2020, On your bike

In our part of the world, if someone tells you to “get on your bike” or “sling your hook”, they don’t want you to hang around. Many of us feel this way about 2020. People have lost loved ones to the pandemic and everyone has been affected in some way.

My colleagues and I, like many people, had their pay cut and freedoms restricted. But there is good news, too. In less than a year, humanity has developed effective vaccines and there is a new focus on a green economic recovery. Let’s hope we do “build back better.”

Global carbon emissions have dropped by 7% compared with 2019, and the UK has led the way with a 13% fall. But the UK’s emissions success reflects our failure to contain COVID-19 without severely restricting personal mobility. No doubt emissions will bounce back, but there will also be major investments intended to drive a green recovery.

My mobility has not been curtailed. The days when we flew to far-off countries to meet people disappeared a decade ago. We are used to writing from Internet interviews. But I’m not sitting at home. I’m on my bike.

Home working for me means dealing with kids exploding with energy, the whirring of the washing machine and aches from working at the kitchen table.
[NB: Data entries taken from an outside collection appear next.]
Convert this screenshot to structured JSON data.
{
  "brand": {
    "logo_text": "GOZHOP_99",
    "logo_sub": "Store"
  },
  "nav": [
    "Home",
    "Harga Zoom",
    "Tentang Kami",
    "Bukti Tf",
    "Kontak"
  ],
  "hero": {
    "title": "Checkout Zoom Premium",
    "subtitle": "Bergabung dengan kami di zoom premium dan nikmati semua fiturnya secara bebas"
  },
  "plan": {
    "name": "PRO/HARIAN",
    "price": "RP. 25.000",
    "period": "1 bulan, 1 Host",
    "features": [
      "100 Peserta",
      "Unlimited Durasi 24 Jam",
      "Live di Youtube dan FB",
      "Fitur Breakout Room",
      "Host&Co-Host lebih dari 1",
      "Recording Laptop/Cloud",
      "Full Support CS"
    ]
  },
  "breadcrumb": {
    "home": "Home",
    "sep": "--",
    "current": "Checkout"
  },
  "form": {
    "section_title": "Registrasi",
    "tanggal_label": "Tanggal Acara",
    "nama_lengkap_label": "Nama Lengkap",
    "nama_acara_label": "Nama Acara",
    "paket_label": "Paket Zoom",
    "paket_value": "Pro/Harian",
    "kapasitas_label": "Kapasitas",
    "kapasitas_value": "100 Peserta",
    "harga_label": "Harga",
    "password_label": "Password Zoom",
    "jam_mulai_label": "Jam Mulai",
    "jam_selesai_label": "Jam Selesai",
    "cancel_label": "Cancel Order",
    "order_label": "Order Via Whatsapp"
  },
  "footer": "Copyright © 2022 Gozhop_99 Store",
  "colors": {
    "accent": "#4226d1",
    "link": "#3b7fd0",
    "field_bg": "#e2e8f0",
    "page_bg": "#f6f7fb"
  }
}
So, while most of my colleague work from home, I’ve been cycling to a largely empty office where I write about the energy transition, among other things.

And what a year it has been for cycling! So far, we’ve had two lockdowns, with the first taken more seriously by society. My commute is 12 km each way along country lanes. It’s December now and my ride is dark, wet, dirty and dazzling (I won’t rant here about drivers not dipping their headlights), but it sets me up for the day. It provides a work–life buffer and keeps me physically and mentally fit. Back in the spring, during the first lockdown, it was light, dry, clean (except where the cows cross) and virtually car-free.

On a typical summer commute, I meet one or two cyclists and perhaps 50 cars, vans and trucks. During the first lockdown, the roads were so empty that I took to counting vehicles. There were typically only 30 cars and 10 bikes. One afternoon, I passed 20 motor vehicles and nodded or waved to the same number of cyclists.

Bike sales boomed. If you want a new low- to mid-tier bike, you’ll have to wait, as the entire stock sold out! And our village grew a bike shop. One of my friends, whose business was forced to cease by the restriction on international travel, got together with another friend and put their passion for cycling into starting www.kelsallcycles.com.

Will the situation continue? We all hope the vaccines will see the end of COVID-19 deaths and restrictions, but it is likely to be many months before we have herd immunity, and there is a communications battle to be won against the anti-vaccination, anti-science, conspiracy theorists. I think many of us will continue to work remotely for much of the time. The energy transition will gather pace and I look forward to continuing to write about the exciting potential of floating wind turbines and blue- and green-hydrogen technologies. Cars already rule the roads again and many of the bikes bought or rediscovered during lockdown will lie neglected; but some will not. That makes me happy.